CASPERS, Loek NC (#162)
#162
Dr Loek NC ‘Elsa’ CASPERS King’s Medal for Service in cause of Freedom
Resistance
Caspers used her bike to transport everything from hand grenades to transmitters for calling in allied bombing raids and microfilm revealing details of German troop positions… “It’s very important not forget…You fight for the same principles, don’t you? Freedom of opinion and freedom of speech, freedom of religion, against dictatorship…”
(From the foreword, by Sir John Hackett – Signatory 47 – to her book, written as ‘Elsa’, To Save a Life.) Helped Jewish Families. Arnhem escape. Representing the Dutch Resistance with their high losses, some by betrayal & sent to Concentration Camps.
‘Born in 1924, she represents the service and sacrifice of the people of Netherlands and their serious losses of life and freedom by betrayal, and the many others who suffered in the Concentration Camps. Some for what they had done for others, like Elsa, in helping Jewish Families and children, the persecuted, and, in Elsa’s case also, the later escape of our Signatory 47, later General Sir John Hackett, after his serious wounds in the Arnhem fighting – a debt he would never forget.

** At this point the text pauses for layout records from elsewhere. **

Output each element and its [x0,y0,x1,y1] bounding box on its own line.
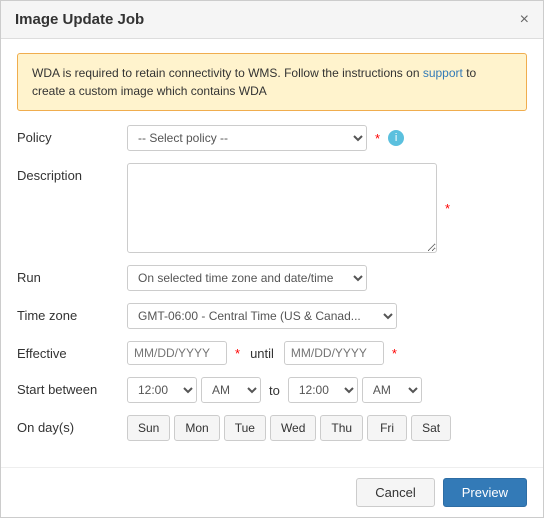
effective-date-input[interactable] [127,341,227,365]
day-buttons-container: SunMonTueWedThuFriSat [127,415,451,441]
policy-control: -- Select policy -- * i [127,125,527,151]
start-time2-select[interactable]: 12:00 [288,377,358,403]
dialog-body: WDA is required to retain connectivity t… [1,39,543,467]
timezone-row: Time zone GMT-06:00 - Central Time (US &… [17,303,527,329]
run-row: Run On selected time zone and date/time [17,265,527,291]
info-icon[interactable]: i [388,130,404,146]
ampm1-select[interactable]: AM [201,377,261,403]
start-between-row: Start between 12:00 AM to 12:00 AM [17,377,527,403]
timezone-control: GMT-06:00 - Central Time (US & Canad... [127,303,527,329]
start-time1-select[interactable]: 12:00 [127,377,197,403]
until-date-input[interactable] [284,341,384,365]
support-link[interactable]: support [423,66,463,80]
timezone-label: Time zone [17,303,127,323]
description-textarea[interactable] [127,163,437,253]
on-days-control: SunMonTueWedThuFriSat [127,415,527,441]
description-label: Description [17,163,127,183]
run-label: Run [17,265,127,285]
day-button-tue[interactable]: Tue [224,415,266,441]
preview-button[interactable]: Preview [443,478,527,507]
effective-label: Effective [17,341,127,361]
day-button-sun[interactable]: Sun [127,415,170,441]
dialog-header: Image Update Job × [1,1,543,39]
start-between-control: 12:00 AM to 12:00 AM [127,377,527,403]
cancel-button[interactable]: Cancel [356,478,434,507]
day-button-mon[interactable]: Mon [174,415,219,441]
day-button-wed[interactable]: Wed [270,415,316,441]
policy-label: Policy [17,125,127,145]
description-row: Description * [17,163,527,253]
policy-select[interactable]: -- Select policy -- [127,125,367,151]
effective-row: Effective * until * [17,341,527,365]
until-label: until [250,346,274,361]
alert-text-before: WDA is required to retain connectivity t… [32,66,423,80]
day-button-fri[interactable]: Fri [367,415,407,441]
run-control: On selected time zone and date/time [127,265,527,291]
close-button[interactable]: × [520,12,529,28]
on-days-label: On day(s) [17,415,127,435]
day-button-thu[interactable]: Thu [320,415,363,441]
ampm2-select[interactable]: AM [362,377,422,403]
description-control: * [127,163,527,253]
dialog-footer: Cancel Preview [1,467,543,517]
effective-required: * [235,346,240,361]
effective-control: * until * [127,341,527,365]
description-required: * [445,201,450,216]
policy-row: Policy -- Select policy -- * i [17,125,527,151]
run-select[interactable]: On selected time zone and date/time [127,265,367,291]
alert-box: WDA is required to retain connectivity t… [17,53,527,111]
policy-required: * [375,131,380,146]
image-update-job-dialog: Image Update Job × WDA is required to re… [0,0,544,518]
day-button-sat[interactable]: Sat [411,415,451,441]
start-between-label: Start between [17,377,127,397]
on-days-row: On day(s) SunMonTueWedThuFriSat [17,415,527,441]
to-label: to [269,383,280,398]
timezone-select[interactable]: GMT-06:00 - Central Time (US & Canad... [127,303,397,329]
dialog-title: Image Update Job [15,11,144,28]
until-required: * [392,346,397,361]
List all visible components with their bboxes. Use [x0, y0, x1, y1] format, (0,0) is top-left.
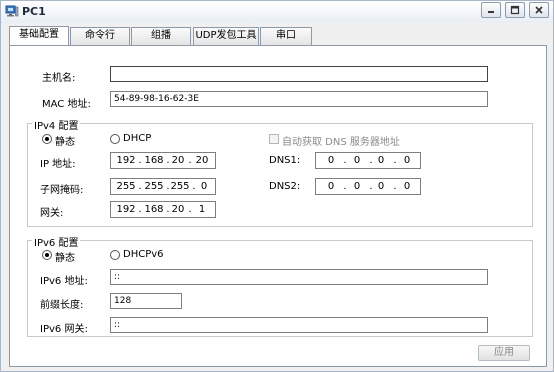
minimize-icon	[488, 11, 494, 13]
dns1-label: DNS1:	[269, 155, 301, 166]
hostname-input[interactable]	[110, 66, 488, 82]
ip-octet: 20	[195, 155, 209, 166]
mac-label: MAC 地址:	[42, 99, 91, 110]
subnet-mask-input[interactable]: 255 . 255 . 255 . 0	[110, 178, 216, 195]
ipv6-static-radio[interactable]	[42, 250, 52, 260]
auto-dns-checkbox[interactable]	[269, 134, 279, 144]
minimize-button[interactable]	[481, 2, 501, 18]
mask-octet: 0	[200, 181, 208, 192]
mac-address-field[interactable]: 54-89-98-16-62-3E	[110, 91, 488, 107]
dns1-input[interactable]: 0 . 0 . 0 . 0	[315, 152, 421, 169]
ipv6-address-label: IPv6 地址:	[40, 276, 88, 287]
ipv4-group-title: IPv4 配置	[32, 117, 81, 132]
dns2-input[interactable]: 0 . 0 . 0 . 0	[315, 178, 421, 195]
ipv4-group: IPv4 配置 静态 DHCP 自动获取 DNS 服务器地址 IP 地址: 19…	[27, 117, 533, 227]
title-bar[interactable]: PC1	[1, 1, 553, 23]
dns2-octet: 0	[403, 181, 411, 192]
ipv6-address-input[interactable]: ::	[110, 269, 488, 285]
ipv6-dhcp-radio[interactable]	[110, 250, 120, 260]
hostname-label: 主机名:	[42, 73, 76, 84]
ipv6-dhcp-label: DHCPv6	[123, 249, 164, 260]
tab-serial[interactable]: 串口	[260, 27, 312, 45]
gateway-label: 网关:	[40, 208, 64, 219]
close-button[interactable]	[529, 2, 549, 18]
close-icon	[535, 6, 543, 14]
maximize-icon	[510, 5, 520, 15]
ipv4-dhcp-label: DHCP	[123, 133, 152, 144]
ipv6-gateway-label: IPv6 网关:	[40, 324, 88, 335]
dns1-octet: 0	[403, 155, 411, 166]
tab-udp-tool[interactable]: UDP发包工具	[193, 27, 259, 45]
prefix-length-input[interactable]: 128	[110, 293, 182, 309]
gw-octet: 1	[198, 204, 206, 215]
basic-config-panel: 主机名: MAC 地址: 54-89-98-16-62-3E IPv4 配置 静…	[9, 45, 547, 367]
ipv6-static-label: 静态	[55, 253, 75, 264]
ipv4-static-radio[interactable]	[42, 134, 52, 144]
ipv6-group: IPv6 配置 静态 DHCPv6 IPv6 地址: :: 前缀长度: 128 …	[27, 234, 533, 337]
dns2-label: DNS2:	[269, 181, 301, 192]
tab-multicast[interactable]: 组播	[131, 27, 191, 45]
ipv4-address-input[interactable]: 192 . 168 . 20 . 20	[110, 152, 216, 169]
gateway-input[interactable]: 192 . 168 . 20 . 1	[110, 201, 216, 218]
tab-basic-config[interactable]: 基础配置	[9, 26, 69, 46]
prefix-length-label: 前缀长度:	[40, 300, 84, 311]
ipv6-gateway-input[interactable]: ::	[110, 317, 488, 333]
window-title: PC1	[22, 5, 46, 18]
auto-dns-label: 自动获取 DNS 服务器地址	[282, 137, 400, 148]
ipv4-dhcp-radio[interactable]	[110, 134, 120, 144]
ipv4-static-label: 静态	[55, 137, 75, 148]
ipv6-group-title: IPv6 配置	[32, 234, 81, 249]
ipv4-address-label: IP 地址:	[40, 159, 76, 170]
pc-config-window: PC1 基础配置 命令行 组播 UDP发包工具 串口 主机名: MAC 地址: …	[0, 0, 554, 372]
apply-button[interactable]: 应用	[478, 345, 530, 361]
pc-icon	[5, 5, 19, 17]
tab-command-line[interactable]: 命令行	[70, 27, 130, 45]
maximize-button[interactable]	[505, 2, 525, 18]
subnet-mask-label: 子网掩码:	[40, 185, 84, 196]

‘“Elsa” was only 18 when she began her work for the Dutch Resistance, posing as a nurse or midwife to enable her to cycle after curfew hours. From Jan41 all Jews had to be registered, and by late February the first round ups in Amsterdam had led to 389 being transported to Mauthausen. Her grandfather and aunt alternated as a successful shelter for a Jewish lady from Nov42 until 1945.

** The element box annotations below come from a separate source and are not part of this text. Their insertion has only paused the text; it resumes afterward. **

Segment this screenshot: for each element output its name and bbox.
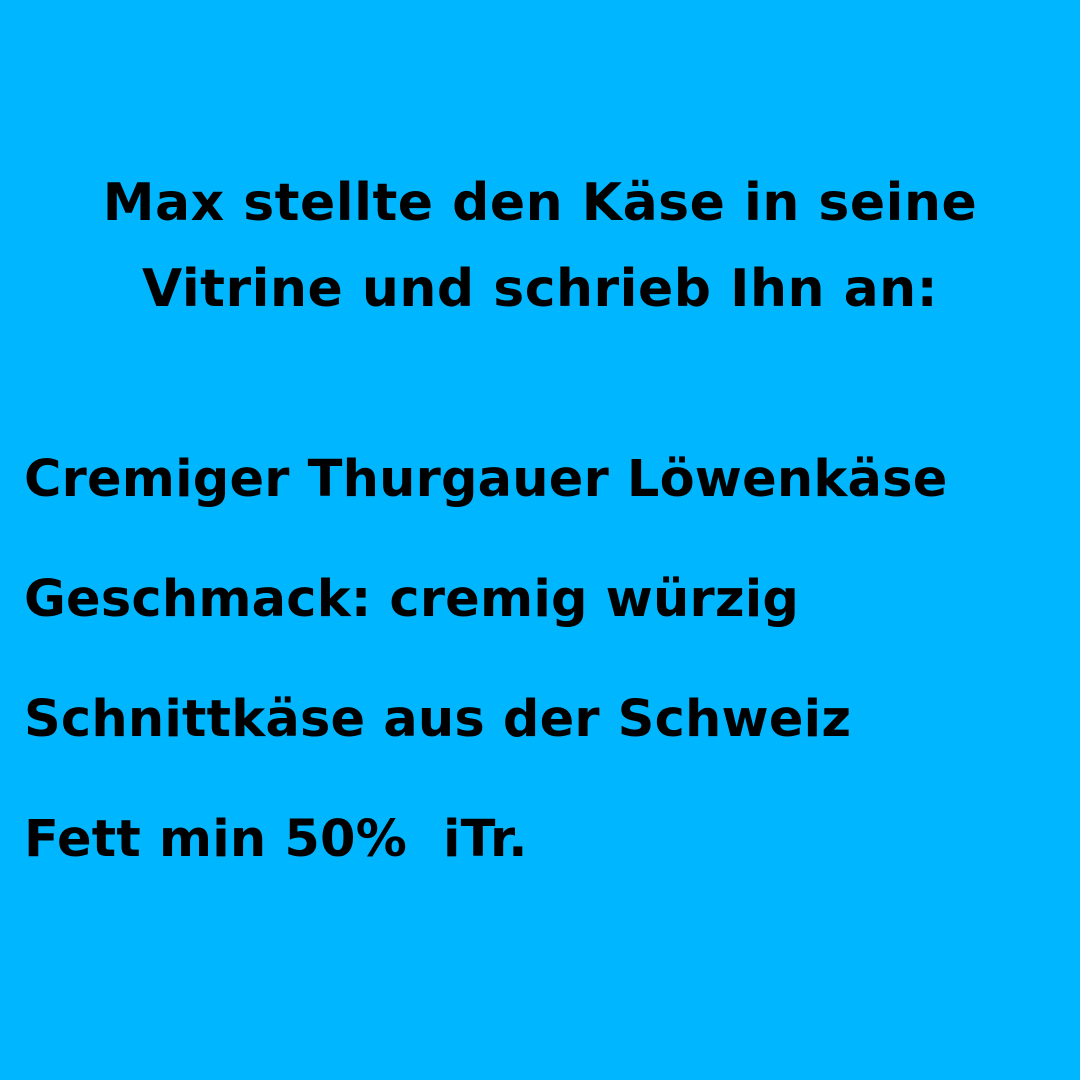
cheese-name: Cremiger Thurgauer Löwenkäse — [24, 450, 948, 509]
headline: Max stellte den Käse in seine Vitrine un… — [0, 160, 1080, 332]
headline-line-2: Vitrine und schrieb Ihn an: — [142, 259, 938, 319]
cheese-origin: Schnittkäse aus der Schweiz — [24, 690, 852, 749]
cheese-fat-content: Fett min 50% iTr. — [24, 810, 528, 869]
cheese-label-text: Cremiger Thurgauer Löwenkäse Geschmack: … — [24, 420, 1064, 900]
cheese-taste: Geschmack: cremig würzig — [24, 570, 800, 629]
post-canvas: Max stellte den Käse in seine Vitrine un… — [0, 0, 1080, 1080]
headline-line-1: Max stellte den Käse in seine — [102, 173, 978, 233]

‘In Jan43 the Germans rounded up 1,200 mental patients and their nurses and none survived. Many Dutch people supported the Resistance with money, and there were various places for concealing “Divers” (often dark haired and brown eyed Jewish children), with doors behind cupboards but sudden raids and mass arrests led to the deaths of many of her friends in the Vught Camp in the south of the country and also Auschwitz.
‘In the Province of Brabant only one of the eight civic leaders survived the war and “helping an Allied soldier carried the death penalty”, with ever present dangers and the fear of betrayal. After the war ‘Loek’ would read medicine at Utrecht and practised in UK for five years between 1957 and 1962, thereafter becoming an anaesthetist and later a medical adviser in The Hague. Her memoirs of a Dutch Resistance Courier, “To Save a Life”, has a foreword by General Sir John Hackett who paid deep tribute also in his own memoirs to Elsa and the Dutch Resistance networks.’